We also compared the labels of Graders #2 and #3 with those of the more experienced Grader #1 (Table 1, row 2-3). Grader #2 could not confidently grade one of the subjects and therefore graded only 29 of the 30 subjects; Grader #3 graded all subjects. The results show variability and disagreement between human graders, reflecting the subjectivity and challenging nature of this task. We can also see that none of the baseline models outperformed the manual segmentation results of Grader #3, while Bicon-CE significantly outperformed it, demonstrating the effectiveness of our model. Note that the results in Table 1 were evaluated over the graders’ consensus intervals to provide a fair comparison between different graders as they had different trainable intervals.

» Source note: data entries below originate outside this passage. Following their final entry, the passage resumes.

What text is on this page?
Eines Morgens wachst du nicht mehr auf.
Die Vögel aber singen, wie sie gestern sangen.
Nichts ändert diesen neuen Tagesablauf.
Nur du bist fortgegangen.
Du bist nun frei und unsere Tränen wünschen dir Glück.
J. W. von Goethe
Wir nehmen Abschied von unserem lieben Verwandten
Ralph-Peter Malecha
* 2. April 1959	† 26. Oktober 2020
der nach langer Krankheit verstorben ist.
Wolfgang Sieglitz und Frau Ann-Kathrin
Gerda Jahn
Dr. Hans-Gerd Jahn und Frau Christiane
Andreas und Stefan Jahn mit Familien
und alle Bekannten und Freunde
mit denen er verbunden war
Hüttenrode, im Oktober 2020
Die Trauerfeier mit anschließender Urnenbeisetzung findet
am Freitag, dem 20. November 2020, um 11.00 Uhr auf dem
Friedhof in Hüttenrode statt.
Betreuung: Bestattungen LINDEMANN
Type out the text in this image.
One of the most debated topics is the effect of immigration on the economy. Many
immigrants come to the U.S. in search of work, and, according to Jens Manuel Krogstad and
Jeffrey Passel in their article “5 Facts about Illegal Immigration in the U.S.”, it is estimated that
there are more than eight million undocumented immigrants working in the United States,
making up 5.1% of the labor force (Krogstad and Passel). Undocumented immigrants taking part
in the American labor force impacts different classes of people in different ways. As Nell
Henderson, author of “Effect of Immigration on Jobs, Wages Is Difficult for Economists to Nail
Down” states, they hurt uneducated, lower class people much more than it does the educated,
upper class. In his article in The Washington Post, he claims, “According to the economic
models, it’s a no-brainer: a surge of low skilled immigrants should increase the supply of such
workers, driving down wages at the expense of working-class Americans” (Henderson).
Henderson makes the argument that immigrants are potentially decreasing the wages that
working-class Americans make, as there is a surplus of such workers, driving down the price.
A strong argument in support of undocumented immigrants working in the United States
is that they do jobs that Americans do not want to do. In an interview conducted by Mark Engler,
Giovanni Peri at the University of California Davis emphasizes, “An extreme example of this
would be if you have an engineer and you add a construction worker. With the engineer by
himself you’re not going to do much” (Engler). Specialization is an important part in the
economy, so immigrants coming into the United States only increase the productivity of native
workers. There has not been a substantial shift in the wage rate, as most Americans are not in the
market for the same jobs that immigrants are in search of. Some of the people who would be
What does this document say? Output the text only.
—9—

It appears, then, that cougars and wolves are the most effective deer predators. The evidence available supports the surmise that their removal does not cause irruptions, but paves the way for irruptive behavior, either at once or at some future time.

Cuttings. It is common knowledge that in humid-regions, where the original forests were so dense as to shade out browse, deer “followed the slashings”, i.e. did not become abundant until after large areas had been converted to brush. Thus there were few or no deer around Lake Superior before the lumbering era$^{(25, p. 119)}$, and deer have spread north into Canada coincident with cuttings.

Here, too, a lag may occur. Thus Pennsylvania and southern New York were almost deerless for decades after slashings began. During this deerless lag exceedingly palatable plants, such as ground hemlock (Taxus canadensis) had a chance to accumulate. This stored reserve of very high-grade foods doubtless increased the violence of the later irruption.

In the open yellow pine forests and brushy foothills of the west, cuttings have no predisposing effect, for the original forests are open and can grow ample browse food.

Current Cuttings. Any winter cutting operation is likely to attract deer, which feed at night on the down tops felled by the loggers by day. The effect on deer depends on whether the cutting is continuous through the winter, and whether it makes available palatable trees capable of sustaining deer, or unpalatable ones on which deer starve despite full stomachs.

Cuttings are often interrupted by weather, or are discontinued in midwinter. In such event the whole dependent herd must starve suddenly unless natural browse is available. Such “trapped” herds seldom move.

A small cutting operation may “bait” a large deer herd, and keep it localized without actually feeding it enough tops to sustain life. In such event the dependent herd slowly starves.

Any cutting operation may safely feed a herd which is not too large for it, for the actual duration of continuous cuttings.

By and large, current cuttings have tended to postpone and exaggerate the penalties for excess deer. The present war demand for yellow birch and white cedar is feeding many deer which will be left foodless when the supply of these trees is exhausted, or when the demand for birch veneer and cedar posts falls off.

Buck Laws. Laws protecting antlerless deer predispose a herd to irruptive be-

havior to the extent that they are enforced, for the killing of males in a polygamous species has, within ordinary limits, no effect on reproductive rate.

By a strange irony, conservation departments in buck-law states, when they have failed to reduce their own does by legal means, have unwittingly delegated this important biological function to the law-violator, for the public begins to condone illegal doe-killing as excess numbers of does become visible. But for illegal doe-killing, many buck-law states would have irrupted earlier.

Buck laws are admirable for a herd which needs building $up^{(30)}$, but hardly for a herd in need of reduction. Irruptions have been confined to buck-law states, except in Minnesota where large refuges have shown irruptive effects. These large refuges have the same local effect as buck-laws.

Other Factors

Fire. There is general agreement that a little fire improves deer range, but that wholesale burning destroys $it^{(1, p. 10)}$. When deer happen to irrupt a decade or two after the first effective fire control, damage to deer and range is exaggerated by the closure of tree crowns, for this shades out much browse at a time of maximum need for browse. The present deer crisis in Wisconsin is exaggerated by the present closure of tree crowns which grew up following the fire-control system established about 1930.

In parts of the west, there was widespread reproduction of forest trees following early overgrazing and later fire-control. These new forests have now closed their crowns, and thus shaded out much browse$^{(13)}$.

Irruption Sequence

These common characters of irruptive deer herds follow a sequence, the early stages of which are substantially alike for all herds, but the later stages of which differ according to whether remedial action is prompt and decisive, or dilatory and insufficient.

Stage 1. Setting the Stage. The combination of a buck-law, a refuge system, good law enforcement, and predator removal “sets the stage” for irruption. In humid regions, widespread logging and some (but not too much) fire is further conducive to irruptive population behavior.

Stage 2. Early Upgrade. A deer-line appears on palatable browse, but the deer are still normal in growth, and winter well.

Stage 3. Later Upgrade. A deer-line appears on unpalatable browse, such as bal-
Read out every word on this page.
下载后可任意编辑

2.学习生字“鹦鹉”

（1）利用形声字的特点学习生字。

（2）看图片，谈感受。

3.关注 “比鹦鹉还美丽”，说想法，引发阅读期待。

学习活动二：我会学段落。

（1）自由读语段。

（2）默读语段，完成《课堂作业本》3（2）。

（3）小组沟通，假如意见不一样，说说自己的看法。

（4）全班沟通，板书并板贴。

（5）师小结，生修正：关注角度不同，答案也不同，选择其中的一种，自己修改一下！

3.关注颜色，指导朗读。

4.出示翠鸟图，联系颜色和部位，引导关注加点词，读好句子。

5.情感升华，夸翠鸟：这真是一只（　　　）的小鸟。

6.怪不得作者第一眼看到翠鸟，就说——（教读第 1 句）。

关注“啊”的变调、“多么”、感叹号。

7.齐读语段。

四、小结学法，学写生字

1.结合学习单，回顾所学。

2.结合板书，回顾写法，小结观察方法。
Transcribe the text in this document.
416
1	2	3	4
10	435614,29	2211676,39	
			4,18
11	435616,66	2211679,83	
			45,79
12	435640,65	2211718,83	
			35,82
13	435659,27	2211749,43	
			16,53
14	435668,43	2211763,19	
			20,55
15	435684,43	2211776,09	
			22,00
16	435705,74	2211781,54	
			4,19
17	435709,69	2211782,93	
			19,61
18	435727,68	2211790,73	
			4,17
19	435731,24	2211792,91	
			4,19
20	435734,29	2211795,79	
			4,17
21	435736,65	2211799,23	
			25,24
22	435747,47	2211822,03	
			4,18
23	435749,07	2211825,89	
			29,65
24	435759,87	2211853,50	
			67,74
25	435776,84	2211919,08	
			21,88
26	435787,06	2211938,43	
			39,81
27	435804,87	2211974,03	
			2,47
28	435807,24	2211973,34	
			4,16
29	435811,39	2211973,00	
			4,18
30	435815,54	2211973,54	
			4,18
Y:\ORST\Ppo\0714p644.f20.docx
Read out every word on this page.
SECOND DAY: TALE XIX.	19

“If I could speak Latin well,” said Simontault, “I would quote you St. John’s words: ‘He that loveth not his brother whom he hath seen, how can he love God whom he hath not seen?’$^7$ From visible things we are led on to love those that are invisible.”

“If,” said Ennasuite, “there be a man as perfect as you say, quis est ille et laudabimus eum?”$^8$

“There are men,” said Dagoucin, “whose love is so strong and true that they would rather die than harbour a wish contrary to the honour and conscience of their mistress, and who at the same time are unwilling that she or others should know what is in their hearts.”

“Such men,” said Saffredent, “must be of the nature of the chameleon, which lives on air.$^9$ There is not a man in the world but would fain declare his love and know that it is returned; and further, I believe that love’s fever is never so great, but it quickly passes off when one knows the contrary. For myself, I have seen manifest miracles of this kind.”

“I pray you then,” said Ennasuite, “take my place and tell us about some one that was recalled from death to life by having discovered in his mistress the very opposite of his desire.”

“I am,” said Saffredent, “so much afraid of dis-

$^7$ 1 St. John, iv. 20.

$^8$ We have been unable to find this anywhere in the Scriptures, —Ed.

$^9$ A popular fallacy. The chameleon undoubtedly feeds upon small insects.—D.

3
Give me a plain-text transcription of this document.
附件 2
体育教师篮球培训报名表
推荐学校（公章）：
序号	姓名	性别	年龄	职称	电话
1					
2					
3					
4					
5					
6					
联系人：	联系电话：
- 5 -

3.3 Performance of connectivity modeling

In the previous section, we showed that Bicon-CE performed better than CE-Net, U-Net++, and U-Net. Here, we show that for the tested models: (1) connectivity modeling is superior to pixel classification-based methods in general and is independent of the backbone selection; (2) our Bicon-based method is compatible with other image segmentation models. For this, we constructed the Bicon enhanced models of U-Net (Bicon-UNet) and U-Net++ (Bicon-UNet++). In Table 2, we compare the Bicon enhanced models with the corresponding baseline networks. We used Grader #1’s trainable interval for evaluation since it reflects the performances over a wider region. All three Bicon enhanced models significantly (p < 0.0001) outperformed their corresponding baseline methods, indicating the effectiveness of the connectivity modeling method. Moreover, the extra computational cost of our method is negligible; for example, Bicon-UNet increased DSC by 6.3% compared to U-Net with only 455 extra parameters. These results also show that the connectivity modules are compatible with other pixel classification-based neural networks.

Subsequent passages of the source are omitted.